-
A Polícia Civil do estado de São Paulo conduz uma investigação que aponta a possível infiltração de integrantes da organização criminosa Primeiro Comando da Capital (PCC) em estruturas da administração pública e em campanhas eleitorais na Grande São Paulo e no litoral paulista. Segundo as apurações, o grupo investigado estaria articulando conexões políticas com o objetivo de lavar dinheiro oriundo de atividades ilícitas e acessar recursos públicos de forma indevida. A operação mais recente resultou na prisão de quatro pessoas e faz parte de um conjunto de ações que buscam desarticular um núcleo de atuação política dentro da estrutura criminosa.
A ação policial foi coordenada pela Delegacia de Investigações sobre Entorpecentes (DISE) de Mogi das Cruzes e cumpriu seis mandados de prisão e 22 mandados de busca e apreensão em diferentes localidades do país, incluindo o Distrito Federal, cidades do Paraná como Londrina, municípios de Goiás como Goiânia e Aparecida de Goiânia, além de sete cidades paulistas, entre elas a capital. A investigação é um desdobramento de um inquérito iniciado em 2024, no qual já haviam sido identificadas movimentações financeiras suspeitas, indícios de tráfico de drogas e o uso de empresas de fachada para ocultação de recursos da facção. A análise desse material permitiu identificar uma nova frente de atuação voltada à infiltração política e à influência em processos eleitorais e administrativos.
As investigações indicam ainda que o grupo teria estruturado uma empresa do tipo fintech com a finalidade de administrar pagamentos de tributos, taxas e boletos relacionados a prefeituras, o que teria facilitado a mistura entre recursos de origem lícita e dinheiro proveniente de atividades criminosas.
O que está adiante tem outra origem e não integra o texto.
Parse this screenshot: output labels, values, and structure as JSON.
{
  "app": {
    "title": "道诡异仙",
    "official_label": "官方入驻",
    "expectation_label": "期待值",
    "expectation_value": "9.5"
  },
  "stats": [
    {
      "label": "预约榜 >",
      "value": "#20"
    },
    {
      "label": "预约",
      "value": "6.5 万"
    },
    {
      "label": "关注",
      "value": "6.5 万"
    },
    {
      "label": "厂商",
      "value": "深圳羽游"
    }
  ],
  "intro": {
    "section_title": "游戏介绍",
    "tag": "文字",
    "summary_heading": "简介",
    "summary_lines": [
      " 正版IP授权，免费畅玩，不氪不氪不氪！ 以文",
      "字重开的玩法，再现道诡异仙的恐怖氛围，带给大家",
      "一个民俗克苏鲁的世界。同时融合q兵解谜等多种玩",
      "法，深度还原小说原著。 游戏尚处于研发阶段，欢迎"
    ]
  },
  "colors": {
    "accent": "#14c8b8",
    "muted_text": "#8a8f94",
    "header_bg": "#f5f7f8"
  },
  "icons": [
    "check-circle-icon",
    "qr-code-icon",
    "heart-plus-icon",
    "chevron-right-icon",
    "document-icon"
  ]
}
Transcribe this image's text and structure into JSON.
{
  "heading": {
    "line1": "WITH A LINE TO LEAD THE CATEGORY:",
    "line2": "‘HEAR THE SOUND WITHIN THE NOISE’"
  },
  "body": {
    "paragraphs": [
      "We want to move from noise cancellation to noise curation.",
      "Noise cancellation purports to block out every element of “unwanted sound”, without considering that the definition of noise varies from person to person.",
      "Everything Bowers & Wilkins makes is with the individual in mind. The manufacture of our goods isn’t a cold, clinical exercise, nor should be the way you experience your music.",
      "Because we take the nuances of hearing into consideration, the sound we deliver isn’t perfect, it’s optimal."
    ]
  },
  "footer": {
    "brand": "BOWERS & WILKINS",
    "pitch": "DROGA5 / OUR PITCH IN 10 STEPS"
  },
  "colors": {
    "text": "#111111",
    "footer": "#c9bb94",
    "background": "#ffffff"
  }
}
Além das prisões, também foram cumpridos mandados de busca em endereços ligados a pessoas com atuação em secretarias e órgãos da administração pública, suspeitas de manter vínculos com um dos principais articuladores do esquema. Durante a operação, foram apreendidos veículos de luxo, documentos e equipamentos eletrônicos, além do bloqueio judicial de mais de 513 milhões de reais em bens e contas dos investigados. A polícia considera o bloqueio financeiro uma medida essencial para enfraquecer a estrutura econômica do grupo, enquanto a investigação segue em andamento como continuidade de uma ação anterior que já havia resultado no congelamento de cerca de 8 bilhões de reais ligados a suspeitos de conexão com a organização criminosa.